Lo stomaco raglia, quindi scendo di quota trovando riparo dalle raffiche dietro uno spuntone roccioso, posto ideale per divorare un pane con il prosciutto di Mariella. Seduto su una specie di terrazza che domina tutto, non rimane che mangiare, in silenzio, godendosi la vasta bellezza dei Piani.
E’ l’una, rimarranno appena 4 ore scarse di luce e considerando che 12 km mi separano dai Sènari, intuisco che pian piano è meglio riprendere la via del ritorno, riattraversando a ritroso la piana che da quassù sembra quasi più corta.

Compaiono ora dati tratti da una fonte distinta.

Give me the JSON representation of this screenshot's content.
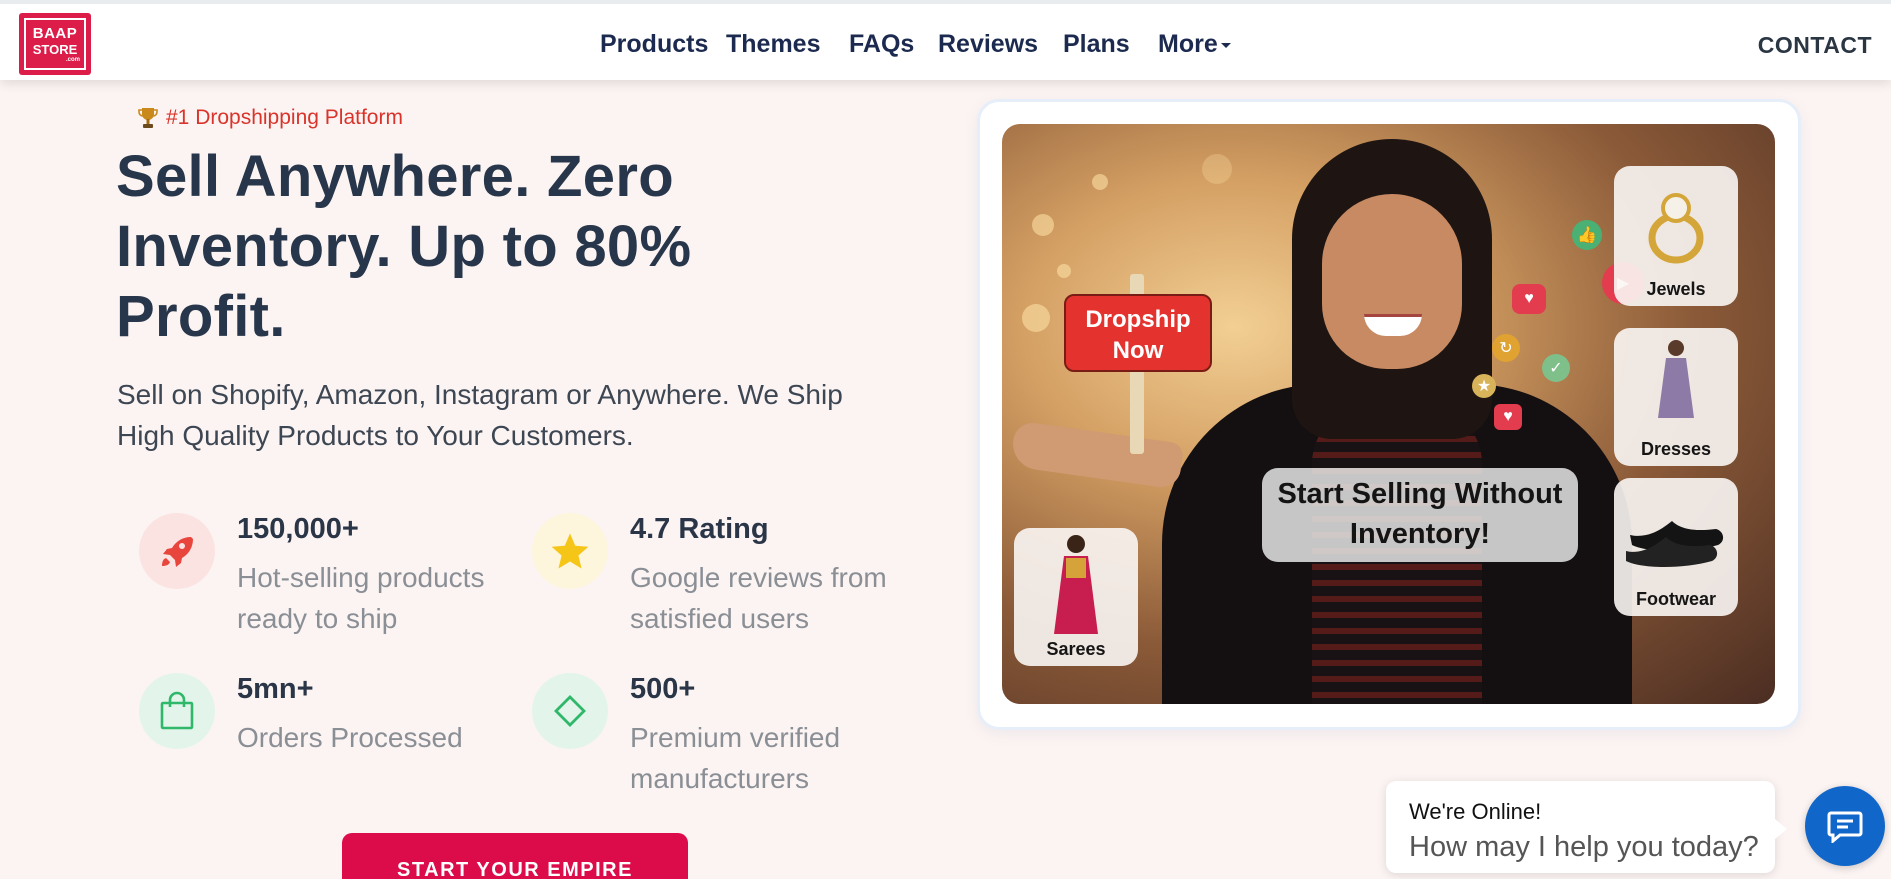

Meglio non aver guardato il gps; segna 41 km, tutti macinati negli ultimi due instancabili giorni. Effettivamente, a farci caso, accuso un po di pesantezza nelle gambe, ma l’essere ai piedi di Castelluccio mi rincuora parecchio. Al momento la freschezza fisica non sembra essere il mio cavallo di battaglia anche se arranco le ultime pendenze verso la piazzetta. Un tumulto di cristiani, trenta o quaranta macchine parcheggiate; non sembra neanche lontanamente il paesino di montagna sperduto che vivo da tre giorni. Comincia ad imbrunire, di fatti, molti di essi fanno rientro, chiassosamente, ai loro paesi di provenienza. Cosa faccio Io? Naturale, mi rifugio fra le amorevoli cure della Locanda, sicuro, che nel giro di mezz’ora tutto torna alla normalità, proprio com’era stamane.